Money For U.S. Housing Despite Top Court Nixing Evictions Ban
- By The Financial District

- Aug 29, 2021
- 1 min read
Congress is on the verge of significantly increasing the country’s investment in its housing stock as millions of renters face the threat of eviction, Sarah Kleiner reported for the Center for Public Integrity (CPI).

Photo Insert: The US Supreme Court has now joined the fray over who gets the final say on the evictions ban.
Late Thursday night, a divided US Supreme Court sided with landlords who claimed the federal government overstepped its bounds by placing a moratorium on evictions in 2020.

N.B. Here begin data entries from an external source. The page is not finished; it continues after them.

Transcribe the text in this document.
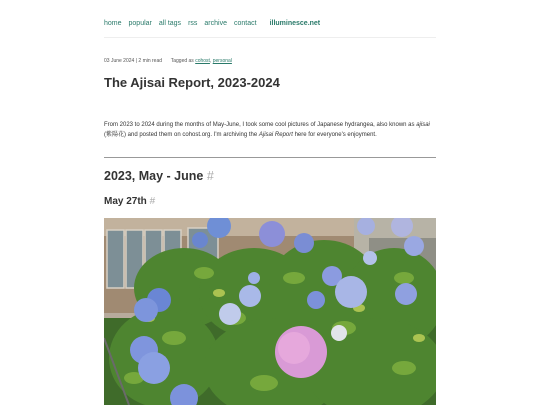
home popular all tags rss archive contact illuminesce.net
03 June 2024 | 2 min read Tagged as cohost, personal
The Ajisai Report, 2023-2024

From 2023 to 2024 during the months of May-June, I took some cool pictures of Japanese hydrangea, also known as ajisai (紫陽花) and posted them on cohost.org. I'm archiving the Ajisai Report here for everyone's enjoyment.

2023, May - June #
May 27th #
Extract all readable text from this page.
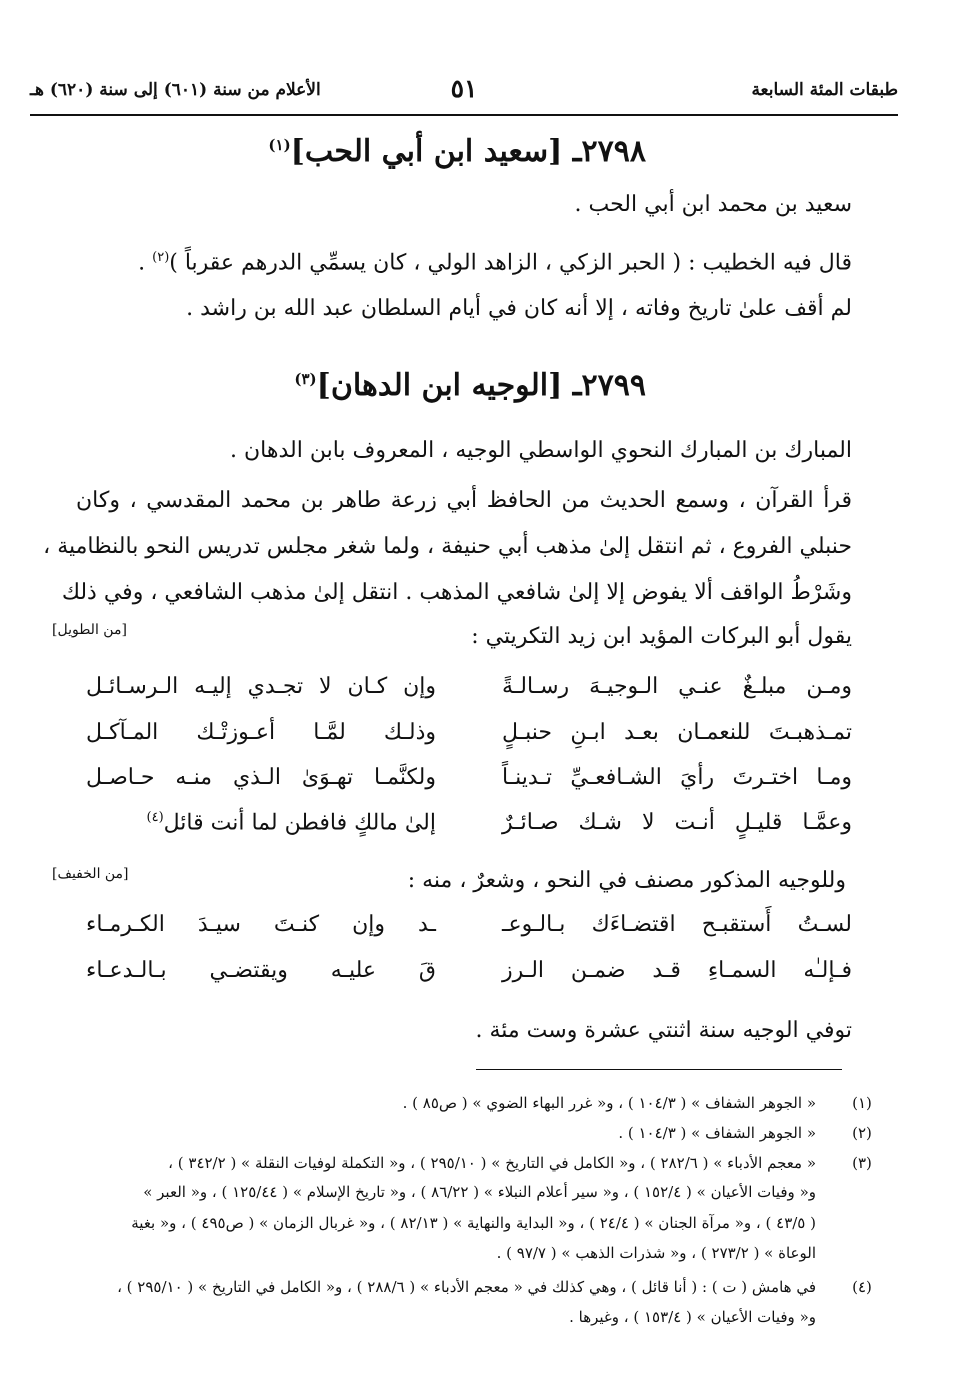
طبقات المئة السابعة
٥١
الأعلام من سنة (٦٠١) إلى سنة (٦٢٠) هـ
٢٧٩٨ـ [سعيد ابن أبي الحب]$^{(١)}$
سعيد بن محمد ابن أبي الحب .
قال فيه الخطيب : ( الحبر الزكي ، الزاهد الولي ، كان يسمِّي الدرهم عقرباً )$^{(٢)}$ .
لم أقف علىٰ تاريخ وفاته ، إلا أنه كان في أيام السلطان عبد الله بن راشد .
٢٧٩٩ـ [الوجيه ابن الدهان]$^{(٣)}$
المبارك بن المبارك النحوي الواسطي الوجيه ، المعروف بابن الدهان .
قرأ القرآن ، وسمع الحديث من الحافظ أبي زرعة طاهر بن محمد المقدسي ، وكان
حنبلي الفروع ، ثم انتقل إلىٰ مذهب أبي حنيفة ، ولما شغر مجلس تدريس النحو بالنظامية ،
وشَرْطُ الواقف ألا يفوض إلا إلىٰ شافعي المذهب . انتقل إلىٰ مذهب الشافعي ، وفي ذلك
يقول أبو البركات المؤيد ابن زيد التكريتي :
[من الطويل]
ومـن مبلـغٌ عنـي الـوجيـهَ رسـالـةً
وإن كـان لا تجـدي إليـه الـرسـائـل
تمـذهبـتَ للنعمـان بعـد ابـنِ حنبـلٍ
وذلـك لمَّـا أعـوزتْـك المـآكـل
ومـا اختـرتَ رأيَ الشـافعـيِّ تـدينـاً
ولكنَّمـا تهـوَىٰ الـذي منـه حـاصـل
وعمَّـا قليـلٍ أنـت لا شـك صـائـرٌ
إلىٰ مالكٍ فافطن لما أنت قائل$^{(٤)}$
وللوجيه المذكور مصنف في النحو ، وشعرٌ ، منه :
[من الخفيف]
لسـتُ أَستقبـح اقتضـاءَك بـالـوعـ
ـد وإن كنـتَ سيـدَ الكـرمـاء
فـإلـٰه السمـاءِ قـد ضمـن الـرز
قَ عليـه ويقتضـي بـالـدعـاء
توفي الوجيه سنة اثنتي عشرة وست مئة .
(١)
« الجوهر الشفاف » ( ١٠٤/٣ ) ، و« غرر البهاء الضوي » ( ص٨٥ ) .
(٢)
« الجوهر الشفاف » ( ١٠٤/٣ ) .
(٣)
« معجم الأدباء » ( ٢٨٢/٦ ) ، و« الكامل في التاريخ » ( ٢٩٥/١٠ ) ، و« التكملة لوفيات النقلة » ( ٣٤٢/٢ ) ،
و« وفيات الأعيان » ( ١٥٢/٤ ) ، و« سير أعلام النبلاء » ( ٨٦/٢٢ ) ، و« تاريخ الإسلام » ( ١٢٥/٤٤ ) ، و« العبر »
( ٤٣/٥ ) ، و« مرآة الجنان » ( ٢٤/٤ ) ، و« البداية والنهاية » ( ٨٢/١٣ ) ، و« غربال الزمان » ( ص٤٩٥ ) ، و« بغية
الوعاة » ( ٢٧٣/٢ ) ، و« شذرات الذهب » ( ٩٧/٧ ) .
(٤)
في هامش ( ت ) : ( أنا قائل ) ، وهي كذلك في « معجم الأدباء » ( ٢٨٨/٦ ) ، و« الكامل في التاريخ » ( ٢٩٥/١٠ ) ،
و« وفيات الأعيان » ( ١٥٣/٤ ) ، وغيرها .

The decision leaves millions of people suffering from job loss and illness at risk of losing their homes.
Meanwhile, Congress has signaled a push to address the nation’s housing crisis. Earlier this week, the US House of Representatives passed a $3.5 trillion spending plan that includes as much as $339 billion for the committee overseeing housing and banking issues to divide on programs.
The budget resolution had already been passed by the Senate on August 11. The Senate’s version called for spending $332 billion on housing and transportation initiatives. Now the respective House and Senate committees will figure out how to divvy up the pots of money, assigning dollar figures to specific programs.
Regardless of how the pie is sliced, advocates say, it will boost housing dollars — and that comes at a critical time. The nation was already in the throes of an affordable housing crisis before the COVID-19 pandemic, but widespread illness and job loss have caused the problem to cascade, largely at the expense of communities of color.